For now, the Bahamian public will await to see what plans are in place to properly greet the 26-member team and most notably the gold medal winning quartet of Chris Brown, Demetrius Pinder, Michael Mathieu and Ramon Miller.
Despite the delayed celebration, the family of Ramon Miller, whose anchor leg will go down in Bahamian folklore as one of the greatest athletic performances of all time, came out in a strength of support for the two time Olympians.
Dressed in customised T-Shirts celebrating Miller and the team’s achievement, his mother Clarice Miller said that both she and her son are still in awe over what transpired.
“I’m overwhelmed, I’m elated, I’m excited. Words cannot describe the way I feel about the ‘golden moment’ if you want to call it that. I am a proud mom. Very happy to know that he is a part of history, that is indelible, one that will not be erased and one that will be there forever,” she said.
“‘Mon’ is a bit laid back and he has said to me ‘mummy how am I going to deal with all this prestige and accolades or whatever’ so he is trying to muster himself in terms of how to deal with the public and this grand moment.”

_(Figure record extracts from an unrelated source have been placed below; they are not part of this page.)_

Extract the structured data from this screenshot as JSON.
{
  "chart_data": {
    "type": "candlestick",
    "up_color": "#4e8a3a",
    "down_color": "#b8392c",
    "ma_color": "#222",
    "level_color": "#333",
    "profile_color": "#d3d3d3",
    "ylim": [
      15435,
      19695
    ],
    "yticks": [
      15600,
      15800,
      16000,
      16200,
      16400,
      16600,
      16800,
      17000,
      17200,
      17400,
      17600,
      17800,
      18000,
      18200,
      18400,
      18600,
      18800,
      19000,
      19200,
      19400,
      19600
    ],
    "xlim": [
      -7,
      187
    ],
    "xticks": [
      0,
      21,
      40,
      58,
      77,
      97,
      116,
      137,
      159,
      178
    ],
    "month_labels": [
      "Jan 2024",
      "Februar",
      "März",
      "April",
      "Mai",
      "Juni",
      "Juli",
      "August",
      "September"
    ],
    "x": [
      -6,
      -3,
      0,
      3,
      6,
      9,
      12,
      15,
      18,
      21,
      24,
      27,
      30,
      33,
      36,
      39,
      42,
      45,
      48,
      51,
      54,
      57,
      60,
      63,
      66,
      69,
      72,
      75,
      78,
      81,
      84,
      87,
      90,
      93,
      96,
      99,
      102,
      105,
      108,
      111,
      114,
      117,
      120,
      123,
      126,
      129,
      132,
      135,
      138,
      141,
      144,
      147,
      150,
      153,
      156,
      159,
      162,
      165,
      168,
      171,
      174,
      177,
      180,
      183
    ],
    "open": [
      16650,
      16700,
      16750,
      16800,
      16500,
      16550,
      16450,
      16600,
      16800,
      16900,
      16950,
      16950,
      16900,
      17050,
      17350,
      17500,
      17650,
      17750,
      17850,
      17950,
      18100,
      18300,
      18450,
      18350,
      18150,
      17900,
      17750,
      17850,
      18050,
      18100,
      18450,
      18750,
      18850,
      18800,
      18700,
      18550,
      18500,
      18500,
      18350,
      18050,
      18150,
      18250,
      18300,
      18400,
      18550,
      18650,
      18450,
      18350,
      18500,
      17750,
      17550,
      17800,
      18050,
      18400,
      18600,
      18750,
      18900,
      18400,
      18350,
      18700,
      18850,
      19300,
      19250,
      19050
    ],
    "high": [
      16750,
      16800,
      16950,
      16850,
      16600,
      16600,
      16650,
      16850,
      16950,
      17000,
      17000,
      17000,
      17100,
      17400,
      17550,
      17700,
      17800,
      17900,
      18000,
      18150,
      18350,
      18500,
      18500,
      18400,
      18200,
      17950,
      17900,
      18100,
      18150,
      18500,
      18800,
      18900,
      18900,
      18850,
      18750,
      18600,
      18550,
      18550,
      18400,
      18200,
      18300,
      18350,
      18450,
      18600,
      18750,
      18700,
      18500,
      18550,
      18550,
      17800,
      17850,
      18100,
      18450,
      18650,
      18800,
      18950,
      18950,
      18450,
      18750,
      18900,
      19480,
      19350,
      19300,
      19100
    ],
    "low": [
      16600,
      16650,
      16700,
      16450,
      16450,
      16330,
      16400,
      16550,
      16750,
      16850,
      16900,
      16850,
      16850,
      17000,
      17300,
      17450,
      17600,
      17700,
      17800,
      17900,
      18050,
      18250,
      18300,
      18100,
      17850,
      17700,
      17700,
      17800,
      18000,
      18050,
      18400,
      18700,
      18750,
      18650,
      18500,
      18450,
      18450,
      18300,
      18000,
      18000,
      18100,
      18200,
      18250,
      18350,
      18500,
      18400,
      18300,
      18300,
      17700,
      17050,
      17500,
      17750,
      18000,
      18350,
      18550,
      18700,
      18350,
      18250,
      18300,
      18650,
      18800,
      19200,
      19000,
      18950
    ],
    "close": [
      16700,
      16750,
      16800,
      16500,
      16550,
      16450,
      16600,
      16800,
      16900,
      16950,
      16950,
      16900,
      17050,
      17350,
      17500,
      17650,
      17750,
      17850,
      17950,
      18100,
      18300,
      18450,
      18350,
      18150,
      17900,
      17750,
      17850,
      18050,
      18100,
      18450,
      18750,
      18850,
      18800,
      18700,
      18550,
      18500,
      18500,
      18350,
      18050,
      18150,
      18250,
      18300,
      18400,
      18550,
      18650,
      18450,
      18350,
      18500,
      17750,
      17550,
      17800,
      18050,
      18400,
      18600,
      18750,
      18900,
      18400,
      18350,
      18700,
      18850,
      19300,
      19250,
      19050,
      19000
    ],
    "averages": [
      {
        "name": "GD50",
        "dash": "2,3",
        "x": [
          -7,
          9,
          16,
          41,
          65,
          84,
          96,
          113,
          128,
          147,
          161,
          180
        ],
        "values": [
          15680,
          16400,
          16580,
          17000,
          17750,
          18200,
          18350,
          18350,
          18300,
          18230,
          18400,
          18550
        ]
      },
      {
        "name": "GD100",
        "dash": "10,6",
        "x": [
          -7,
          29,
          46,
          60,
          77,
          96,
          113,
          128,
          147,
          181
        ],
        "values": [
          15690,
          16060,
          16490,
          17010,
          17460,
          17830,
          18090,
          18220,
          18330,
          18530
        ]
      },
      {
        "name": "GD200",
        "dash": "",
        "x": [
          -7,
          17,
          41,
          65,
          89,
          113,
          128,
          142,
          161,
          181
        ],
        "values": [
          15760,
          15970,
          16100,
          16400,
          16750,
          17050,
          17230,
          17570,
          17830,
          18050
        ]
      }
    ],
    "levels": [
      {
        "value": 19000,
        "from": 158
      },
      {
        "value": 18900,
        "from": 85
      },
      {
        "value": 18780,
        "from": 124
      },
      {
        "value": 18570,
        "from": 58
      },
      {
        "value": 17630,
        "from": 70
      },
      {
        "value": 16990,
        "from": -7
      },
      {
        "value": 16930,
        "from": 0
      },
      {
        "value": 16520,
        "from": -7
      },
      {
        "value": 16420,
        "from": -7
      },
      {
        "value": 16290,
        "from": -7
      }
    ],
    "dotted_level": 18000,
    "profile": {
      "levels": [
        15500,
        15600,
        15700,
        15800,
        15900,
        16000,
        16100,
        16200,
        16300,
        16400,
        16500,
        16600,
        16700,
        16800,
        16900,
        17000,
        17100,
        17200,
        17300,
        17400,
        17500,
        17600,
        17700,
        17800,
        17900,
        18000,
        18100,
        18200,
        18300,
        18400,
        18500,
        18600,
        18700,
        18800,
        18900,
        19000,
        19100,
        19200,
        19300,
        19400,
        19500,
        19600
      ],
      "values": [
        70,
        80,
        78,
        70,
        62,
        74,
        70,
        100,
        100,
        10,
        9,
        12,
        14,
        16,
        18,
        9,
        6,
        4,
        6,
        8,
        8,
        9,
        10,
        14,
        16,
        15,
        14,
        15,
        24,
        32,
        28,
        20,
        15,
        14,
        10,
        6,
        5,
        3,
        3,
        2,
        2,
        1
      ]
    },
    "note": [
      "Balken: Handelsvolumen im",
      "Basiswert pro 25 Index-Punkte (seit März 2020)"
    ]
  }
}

Wellington Miller, president of the Bahamas Olympic Committee, said the Bahamas has much to be proud of for the team’s performance, not just for the medal winning members of the 4x400m relay team, but all of team Bahamas.
“Besides these gentlemen we had many good performances from our athletes. Back home we know everybody was anxious wondering when the Bahamas would clear its throat and finally make that roar toward the finish line. Friday that happened. That went all over the world. It was huge to us because we beat the Americans who had not lost that race in decades. Our little country, the Bahamas, took charge. When I saw Ramon Miller pass Taylor about 25 yards from the line, it was a great moment for us all. None of us saw the actual ending of the race, the celebration was on and we went temporarily blind for a second but it was such a great great feeling to see young men who you knew coming up perform on that stage,” he said. “They did it for all of us, they did it for the pride of the Bahamas. The next day we had another great moment when the Bahamas got to hear its national anthem on that stage and we saw the Bahamas’ flag fly high over the American flag and the Trinidadian flag. This success will continue on with our feeder programmes. The team performed well and did many things that the entire Bahamas has to be proud of.”